Inclusion body myositis (IBM) is thought to be a sporadic disease, meaning one that is not hereditary. The cause of IBM remains unknown, but is thought to be a form of autoimmune disease, where the immune system responds in a harmful manner to the rest of the body. Very rarely, IBM can be present within families, and it is not known whether this form is inherited or if family members have another susceptibility to whatever causes the sporadic form of the disease.

The trigger mechanism for all inflammatory myopathies remains unknown. Some scientists maintain that a viral illness causes an injury that activates a flawed immune response. Other scientists, noting that cancer sometimes occurs along side some types of inflammatory myopathy, are investigating the relationship between the two diseases. A genetic predisposition may exist for DM, and abnormal activities of certain white blood cells may be involved in the cause of both the skin and the muscle disease.

Weakness of muscle function in the area affected is usually the first symptom of inflammatory myopathy. The distribution of weakness is variable, and involvement of the knee extensor muscle and the wrist and finger flexor muscles are common. Fatigue is common, along with reduced tolerance to exertion, difficulty swallowing (dysphagia), and some forms of heart disease.

In polymyositis (PM), weakness and muscle pain on both sides of the body at rest or with use are the first signs of the disease. The weakness becomes chronic, lasting for weeks or months. If swallowing muscles are involved, dysphagia may occur. Joint pain and difficulty kneeling, climbing, or descending stairs, raising arms, and arising from a sitting or lying position are also noticeable.

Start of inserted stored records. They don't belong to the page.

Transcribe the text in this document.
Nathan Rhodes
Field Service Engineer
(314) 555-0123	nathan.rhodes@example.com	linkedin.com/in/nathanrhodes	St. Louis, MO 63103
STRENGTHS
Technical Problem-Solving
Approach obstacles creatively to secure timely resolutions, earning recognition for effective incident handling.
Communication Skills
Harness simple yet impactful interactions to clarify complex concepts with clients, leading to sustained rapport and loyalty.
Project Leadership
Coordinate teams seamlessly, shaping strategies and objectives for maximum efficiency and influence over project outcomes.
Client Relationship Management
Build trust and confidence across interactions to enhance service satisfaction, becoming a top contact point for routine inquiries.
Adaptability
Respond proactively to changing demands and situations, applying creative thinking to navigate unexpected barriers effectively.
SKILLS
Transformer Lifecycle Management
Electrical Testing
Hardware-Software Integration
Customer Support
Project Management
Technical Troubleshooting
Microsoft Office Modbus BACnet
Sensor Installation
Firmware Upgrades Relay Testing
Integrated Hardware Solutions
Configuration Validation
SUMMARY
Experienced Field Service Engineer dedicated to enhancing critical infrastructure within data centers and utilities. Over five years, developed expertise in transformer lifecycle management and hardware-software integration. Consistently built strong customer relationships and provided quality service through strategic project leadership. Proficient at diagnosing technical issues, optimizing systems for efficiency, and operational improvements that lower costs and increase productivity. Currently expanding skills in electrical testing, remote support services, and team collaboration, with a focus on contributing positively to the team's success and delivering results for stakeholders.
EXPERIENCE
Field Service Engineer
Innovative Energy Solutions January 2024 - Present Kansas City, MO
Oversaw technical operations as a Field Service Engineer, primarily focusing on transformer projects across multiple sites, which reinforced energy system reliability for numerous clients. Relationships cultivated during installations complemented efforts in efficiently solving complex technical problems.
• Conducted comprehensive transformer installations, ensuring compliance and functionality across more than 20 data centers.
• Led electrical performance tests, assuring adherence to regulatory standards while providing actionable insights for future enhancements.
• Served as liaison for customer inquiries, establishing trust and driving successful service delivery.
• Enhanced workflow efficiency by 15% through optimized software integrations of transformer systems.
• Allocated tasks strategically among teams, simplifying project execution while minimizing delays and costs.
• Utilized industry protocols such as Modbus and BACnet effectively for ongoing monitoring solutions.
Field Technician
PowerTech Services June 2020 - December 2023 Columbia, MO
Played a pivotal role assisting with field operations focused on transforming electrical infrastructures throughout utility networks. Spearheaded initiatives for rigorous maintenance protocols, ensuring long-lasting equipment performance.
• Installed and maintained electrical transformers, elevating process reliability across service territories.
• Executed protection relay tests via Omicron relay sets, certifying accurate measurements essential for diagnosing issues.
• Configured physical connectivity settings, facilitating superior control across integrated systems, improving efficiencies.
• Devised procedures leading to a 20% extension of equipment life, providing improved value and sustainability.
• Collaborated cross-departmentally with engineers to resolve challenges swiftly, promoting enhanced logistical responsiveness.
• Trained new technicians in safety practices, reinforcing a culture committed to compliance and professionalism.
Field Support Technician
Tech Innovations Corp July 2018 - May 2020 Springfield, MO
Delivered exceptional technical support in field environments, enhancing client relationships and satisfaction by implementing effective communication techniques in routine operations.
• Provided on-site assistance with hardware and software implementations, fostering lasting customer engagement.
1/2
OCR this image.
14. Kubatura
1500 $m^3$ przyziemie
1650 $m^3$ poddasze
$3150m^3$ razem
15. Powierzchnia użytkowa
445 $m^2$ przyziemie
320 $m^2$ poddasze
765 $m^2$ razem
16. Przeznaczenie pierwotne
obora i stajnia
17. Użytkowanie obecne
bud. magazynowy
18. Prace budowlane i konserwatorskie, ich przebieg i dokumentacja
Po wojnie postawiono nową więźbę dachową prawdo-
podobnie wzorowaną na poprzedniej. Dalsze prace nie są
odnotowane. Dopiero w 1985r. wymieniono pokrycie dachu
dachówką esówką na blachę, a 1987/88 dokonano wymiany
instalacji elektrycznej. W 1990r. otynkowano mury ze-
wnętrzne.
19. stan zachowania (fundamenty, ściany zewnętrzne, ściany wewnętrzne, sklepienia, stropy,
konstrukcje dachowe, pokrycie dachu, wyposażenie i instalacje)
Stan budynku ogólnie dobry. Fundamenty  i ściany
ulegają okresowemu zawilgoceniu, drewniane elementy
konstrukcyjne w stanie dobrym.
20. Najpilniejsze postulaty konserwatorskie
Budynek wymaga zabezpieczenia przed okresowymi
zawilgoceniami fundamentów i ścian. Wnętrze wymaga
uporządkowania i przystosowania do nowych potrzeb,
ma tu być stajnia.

People often present with skin disease as one of the initial manifestations of DM. A characteristic rash preceding or accompanying muscle weakness, or a confluent, purple-red rash with swelling in surrounding tissues appears. Other rashes seen with DM include swelling at the nail beds and a scaly purple eruption over the knuckles. Muscle involvement varies from mild to severe. The muscle wall of the heart or lung tissues may also become inflamed as a consequence of DM. Some cancers have been associated with DM, a finding much more common in adults over 60 years old.